Re: [PATCH 1/1] vfio/type1: Respect IOMMU reserved regions in vfio_test_domain_fgsp()

From: Niklas Schnelle
Date: Wed Jan 04 2023 - 04:53:13 EST


On Tue, 2023-01-03 at 19:39 -0400, Jason Gunthorpe wrote:
> On Mon, Jan 02, 2023 at 10:34:52AM +0100, Niklas Schnelle wrote:
> > Since commit cbf7827bc5dc ("iommu/s390: Fix potential s390_domain
> > aperture shrinking") the s390 IOMMU driver uses a reserved region
> > instead of an artificially shrunk aperture to restrict IOMMU use based
> > on the system provided DMA ranges of devices. In particular on current
> > machines this prevents use of DMA addresses below 2^32 for all devices.
> > While usually just IOMMU mapping below these addresses is
> > harmless. However our virtual ISM PCI device looks at new mappings on
> > IOTLB flush and immediately goes into the error state if such a mapping
> > violates its allowed DMA ranges. This then breaks pass-through of the
> > ISM device to a KVM guest.
> >
> > Analysing this we found that vfio_test_domain_fgsp() maps 2 pages at DMA
> > address 0 irrespective of the IOMMUs reserved regions. Even if usually
> > harmless this seems wrong in the general case so instead go through the
> > freshly updated IOVA list and try to find a range that isn't reserved
> > and fits 2 pages and use that for testing for fine grained super pages.
>
> Why does it matter? The s390 driver will not set fgsp=true, so if it
> fails because map fails or does a proper detection it shouldn't make a
> difference.
>
> IOW how does this actualy manifest into a failure?

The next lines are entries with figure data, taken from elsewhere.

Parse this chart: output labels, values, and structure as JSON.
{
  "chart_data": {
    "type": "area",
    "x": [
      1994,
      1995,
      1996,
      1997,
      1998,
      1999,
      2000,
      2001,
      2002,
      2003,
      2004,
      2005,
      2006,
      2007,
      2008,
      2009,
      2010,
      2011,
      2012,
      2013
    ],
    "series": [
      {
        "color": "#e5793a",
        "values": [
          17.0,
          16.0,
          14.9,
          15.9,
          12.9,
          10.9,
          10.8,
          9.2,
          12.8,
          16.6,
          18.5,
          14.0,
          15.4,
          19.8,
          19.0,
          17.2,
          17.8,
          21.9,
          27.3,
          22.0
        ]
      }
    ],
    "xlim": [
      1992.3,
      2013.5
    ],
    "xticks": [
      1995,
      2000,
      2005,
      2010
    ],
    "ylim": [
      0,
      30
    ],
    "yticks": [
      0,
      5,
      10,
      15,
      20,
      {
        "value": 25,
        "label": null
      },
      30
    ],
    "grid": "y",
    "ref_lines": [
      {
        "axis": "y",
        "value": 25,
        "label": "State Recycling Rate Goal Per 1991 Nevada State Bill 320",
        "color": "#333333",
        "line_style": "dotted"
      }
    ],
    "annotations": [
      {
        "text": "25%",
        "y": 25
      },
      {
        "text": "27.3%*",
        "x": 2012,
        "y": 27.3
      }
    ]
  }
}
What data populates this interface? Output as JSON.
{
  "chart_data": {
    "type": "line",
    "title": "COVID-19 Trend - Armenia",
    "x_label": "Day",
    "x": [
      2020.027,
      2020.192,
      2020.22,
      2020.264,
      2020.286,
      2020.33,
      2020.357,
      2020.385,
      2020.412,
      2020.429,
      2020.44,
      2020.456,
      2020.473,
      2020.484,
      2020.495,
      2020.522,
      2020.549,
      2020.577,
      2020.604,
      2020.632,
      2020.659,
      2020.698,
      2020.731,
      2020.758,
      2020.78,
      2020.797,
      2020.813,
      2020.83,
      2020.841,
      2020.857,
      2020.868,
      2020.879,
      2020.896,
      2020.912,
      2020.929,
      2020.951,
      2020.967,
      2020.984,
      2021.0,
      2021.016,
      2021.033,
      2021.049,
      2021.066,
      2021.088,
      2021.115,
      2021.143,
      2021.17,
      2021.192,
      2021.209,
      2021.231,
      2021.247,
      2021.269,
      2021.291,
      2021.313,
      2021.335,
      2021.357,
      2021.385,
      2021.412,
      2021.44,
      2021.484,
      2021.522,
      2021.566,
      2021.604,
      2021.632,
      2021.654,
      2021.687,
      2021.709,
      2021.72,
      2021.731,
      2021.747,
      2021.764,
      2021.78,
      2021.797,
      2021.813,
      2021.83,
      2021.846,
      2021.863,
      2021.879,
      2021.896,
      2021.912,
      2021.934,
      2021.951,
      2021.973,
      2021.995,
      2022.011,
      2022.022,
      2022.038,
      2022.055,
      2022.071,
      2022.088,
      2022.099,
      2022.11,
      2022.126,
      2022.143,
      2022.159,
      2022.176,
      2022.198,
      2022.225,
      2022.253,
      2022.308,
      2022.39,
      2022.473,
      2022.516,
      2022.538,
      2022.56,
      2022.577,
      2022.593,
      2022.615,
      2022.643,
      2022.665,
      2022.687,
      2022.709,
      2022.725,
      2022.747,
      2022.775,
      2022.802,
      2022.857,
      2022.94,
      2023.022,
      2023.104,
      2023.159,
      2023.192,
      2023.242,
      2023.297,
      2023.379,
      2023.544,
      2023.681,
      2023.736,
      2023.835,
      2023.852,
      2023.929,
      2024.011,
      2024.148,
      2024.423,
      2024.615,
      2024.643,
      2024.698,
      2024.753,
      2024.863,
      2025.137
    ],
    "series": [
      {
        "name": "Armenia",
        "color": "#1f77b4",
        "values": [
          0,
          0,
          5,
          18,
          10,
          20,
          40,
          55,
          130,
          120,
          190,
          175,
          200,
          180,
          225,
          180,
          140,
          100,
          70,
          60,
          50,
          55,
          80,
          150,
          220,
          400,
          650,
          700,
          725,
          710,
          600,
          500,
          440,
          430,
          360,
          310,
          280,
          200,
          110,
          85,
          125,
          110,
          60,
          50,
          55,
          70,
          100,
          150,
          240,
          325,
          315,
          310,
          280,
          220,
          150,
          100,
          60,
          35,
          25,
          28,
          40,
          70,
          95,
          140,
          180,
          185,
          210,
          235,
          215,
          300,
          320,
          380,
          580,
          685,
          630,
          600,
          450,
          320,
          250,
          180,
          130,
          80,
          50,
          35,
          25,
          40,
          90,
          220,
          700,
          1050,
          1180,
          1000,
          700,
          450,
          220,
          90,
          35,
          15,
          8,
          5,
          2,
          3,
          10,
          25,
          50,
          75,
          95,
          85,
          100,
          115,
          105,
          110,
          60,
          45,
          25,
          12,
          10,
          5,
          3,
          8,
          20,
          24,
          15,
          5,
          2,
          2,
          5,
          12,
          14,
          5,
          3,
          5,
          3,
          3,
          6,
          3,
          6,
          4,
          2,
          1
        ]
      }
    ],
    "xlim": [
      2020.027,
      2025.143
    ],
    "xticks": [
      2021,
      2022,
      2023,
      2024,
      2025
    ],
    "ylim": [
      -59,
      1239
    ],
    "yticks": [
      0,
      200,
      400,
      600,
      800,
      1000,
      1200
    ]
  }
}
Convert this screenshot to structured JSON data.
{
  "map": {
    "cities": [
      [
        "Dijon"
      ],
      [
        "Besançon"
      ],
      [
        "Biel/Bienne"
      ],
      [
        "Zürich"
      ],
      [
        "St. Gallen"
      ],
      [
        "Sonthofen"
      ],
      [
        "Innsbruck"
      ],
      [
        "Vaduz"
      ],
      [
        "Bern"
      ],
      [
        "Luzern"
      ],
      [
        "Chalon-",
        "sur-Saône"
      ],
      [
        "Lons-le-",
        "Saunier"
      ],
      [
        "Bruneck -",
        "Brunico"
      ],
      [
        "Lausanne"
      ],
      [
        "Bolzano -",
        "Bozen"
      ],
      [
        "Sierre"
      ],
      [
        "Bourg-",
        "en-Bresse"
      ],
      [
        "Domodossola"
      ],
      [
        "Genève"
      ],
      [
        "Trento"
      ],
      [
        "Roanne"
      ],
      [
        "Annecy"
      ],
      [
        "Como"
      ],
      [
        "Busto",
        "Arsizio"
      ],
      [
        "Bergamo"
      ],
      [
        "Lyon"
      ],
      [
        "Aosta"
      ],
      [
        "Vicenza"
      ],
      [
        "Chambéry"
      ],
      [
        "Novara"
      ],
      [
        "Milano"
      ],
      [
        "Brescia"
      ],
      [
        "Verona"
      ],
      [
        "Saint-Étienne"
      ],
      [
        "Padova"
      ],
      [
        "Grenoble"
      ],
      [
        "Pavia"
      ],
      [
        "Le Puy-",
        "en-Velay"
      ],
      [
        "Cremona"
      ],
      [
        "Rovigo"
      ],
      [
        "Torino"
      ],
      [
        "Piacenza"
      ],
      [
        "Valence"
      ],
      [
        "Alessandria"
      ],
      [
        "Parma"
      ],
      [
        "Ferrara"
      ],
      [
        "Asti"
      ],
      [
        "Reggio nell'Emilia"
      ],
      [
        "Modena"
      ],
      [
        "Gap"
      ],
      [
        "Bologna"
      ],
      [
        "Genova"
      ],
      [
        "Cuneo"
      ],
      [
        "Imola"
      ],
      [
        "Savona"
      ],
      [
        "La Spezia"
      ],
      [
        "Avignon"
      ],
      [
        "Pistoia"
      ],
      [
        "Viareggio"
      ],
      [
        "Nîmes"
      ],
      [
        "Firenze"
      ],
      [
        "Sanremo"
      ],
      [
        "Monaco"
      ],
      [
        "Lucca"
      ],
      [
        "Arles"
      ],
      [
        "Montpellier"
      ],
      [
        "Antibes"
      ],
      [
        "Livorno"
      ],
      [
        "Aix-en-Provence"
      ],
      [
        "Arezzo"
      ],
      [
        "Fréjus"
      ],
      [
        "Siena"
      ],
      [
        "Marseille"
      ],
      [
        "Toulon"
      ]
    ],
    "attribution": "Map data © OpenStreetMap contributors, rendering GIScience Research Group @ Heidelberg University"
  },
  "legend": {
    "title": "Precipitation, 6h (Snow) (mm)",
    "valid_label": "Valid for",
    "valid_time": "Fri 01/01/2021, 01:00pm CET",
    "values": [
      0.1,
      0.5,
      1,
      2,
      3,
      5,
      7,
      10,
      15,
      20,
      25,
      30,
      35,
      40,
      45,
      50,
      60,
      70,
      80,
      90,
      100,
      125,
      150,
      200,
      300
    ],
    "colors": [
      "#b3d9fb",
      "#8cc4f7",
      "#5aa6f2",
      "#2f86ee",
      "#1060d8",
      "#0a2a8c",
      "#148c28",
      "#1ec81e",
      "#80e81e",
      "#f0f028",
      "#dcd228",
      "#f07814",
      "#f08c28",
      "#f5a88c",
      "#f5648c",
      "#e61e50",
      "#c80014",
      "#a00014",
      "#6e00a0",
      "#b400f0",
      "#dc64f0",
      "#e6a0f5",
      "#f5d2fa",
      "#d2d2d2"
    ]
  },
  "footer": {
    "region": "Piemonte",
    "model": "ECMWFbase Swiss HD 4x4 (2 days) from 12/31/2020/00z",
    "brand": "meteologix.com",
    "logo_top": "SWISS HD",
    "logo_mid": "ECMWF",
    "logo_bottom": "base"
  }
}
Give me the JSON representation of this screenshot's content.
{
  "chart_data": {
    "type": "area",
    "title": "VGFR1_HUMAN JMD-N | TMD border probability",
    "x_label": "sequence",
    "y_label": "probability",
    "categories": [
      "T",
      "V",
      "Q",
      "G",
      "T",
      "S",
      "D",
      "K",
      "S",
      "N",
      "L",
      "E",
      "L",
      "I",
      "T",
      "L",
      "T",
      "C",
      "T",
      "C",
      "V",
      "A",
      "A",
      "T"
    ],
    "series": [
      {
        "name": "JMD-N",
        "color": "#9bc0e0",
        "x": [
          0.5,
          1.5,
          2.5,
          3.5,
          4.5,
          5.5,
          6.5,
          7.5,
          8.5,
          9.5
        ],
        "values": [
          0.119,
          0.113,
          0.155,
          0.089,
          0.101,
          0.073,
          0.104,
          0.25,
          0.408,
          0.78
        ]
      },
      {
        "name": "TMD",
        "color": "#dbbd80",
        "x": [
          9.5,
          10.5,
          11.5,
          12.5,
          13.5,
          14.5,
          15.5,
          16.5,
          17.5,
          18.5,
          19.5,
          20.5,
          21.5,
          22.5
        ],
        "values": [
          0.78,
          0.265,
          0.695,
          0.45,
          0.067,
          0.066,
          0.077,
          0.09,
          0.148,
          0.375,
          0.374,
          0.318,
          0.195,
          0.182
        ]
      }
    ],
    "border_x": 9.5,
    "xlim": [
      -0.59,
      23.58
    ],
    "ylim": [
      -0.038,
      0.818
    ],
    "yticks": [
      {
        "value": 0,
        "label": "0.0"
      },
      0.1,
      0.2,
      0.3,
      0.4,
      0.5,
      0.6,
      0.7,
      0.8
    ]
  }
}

Oh, yeah I agree that's what I meant by saying that just mapping should
usually be harmless. This is indeedthe case for all normal PCI devices
on s390 there it doesn't matter. 

The problem manifests only with ISM devices which are a special s390
virtual PCI device that is implemented in the machine hypervisor. This
device is used for high speed cross-LPAR (Logical Partition)
communication, basically it allows two LPARs that previously exchanged
an authentication token to memcpy between their partitioned memory
using the virtual device. For copying a receiving LPAR will IOMMU map a
region of memory for the ISM device that it will allow DMAing into
(memcpy by the hypervisor). All other regions remain unmapped and thus
inaccessible. In preparation the device emulation in the machine
hypervisor intercepts the IOTLB flush and looks at the IOMMU
translation tables performing e.g. size and alignment checks I presume,
one of these checks against the start/end DMA boundaries. This check
fails which leads to the virtual ISM device being put into an error
state. Being in an error state it then fails to be initialized by the
guest driver later on.

>
> > - if (!ret) {
> > - size_t unmapped = iommu_unmap(domain->domain, 0, PAGE_SIZE);
> > + list_for_each_entry(region, regions, list) {
> > + if (region->end - region->start < PAGE_SIZE * 2)
> > + continue;
> >
> > - if (unmapped == PAGE_SIZE)
> > - iommu_unmap(domain->domain, PAGE_SIZE, PAGE_SIZE);
> > - else
> > - domain->fgsp = true;
> > + ret = iommu_map(domain->domain, region->start, page_to_phys(pages), PAGE_SIZE * 2,
> > + IOMMU_READ | IOMMU_WRITE | IOMMU_CACHE);
>
> The region also needs to have 'region->start % (PAGE_SIZE*2) == 0' for the
> test to work
>
> Jason

Ah okay makes sense, I guess that check could easily be added.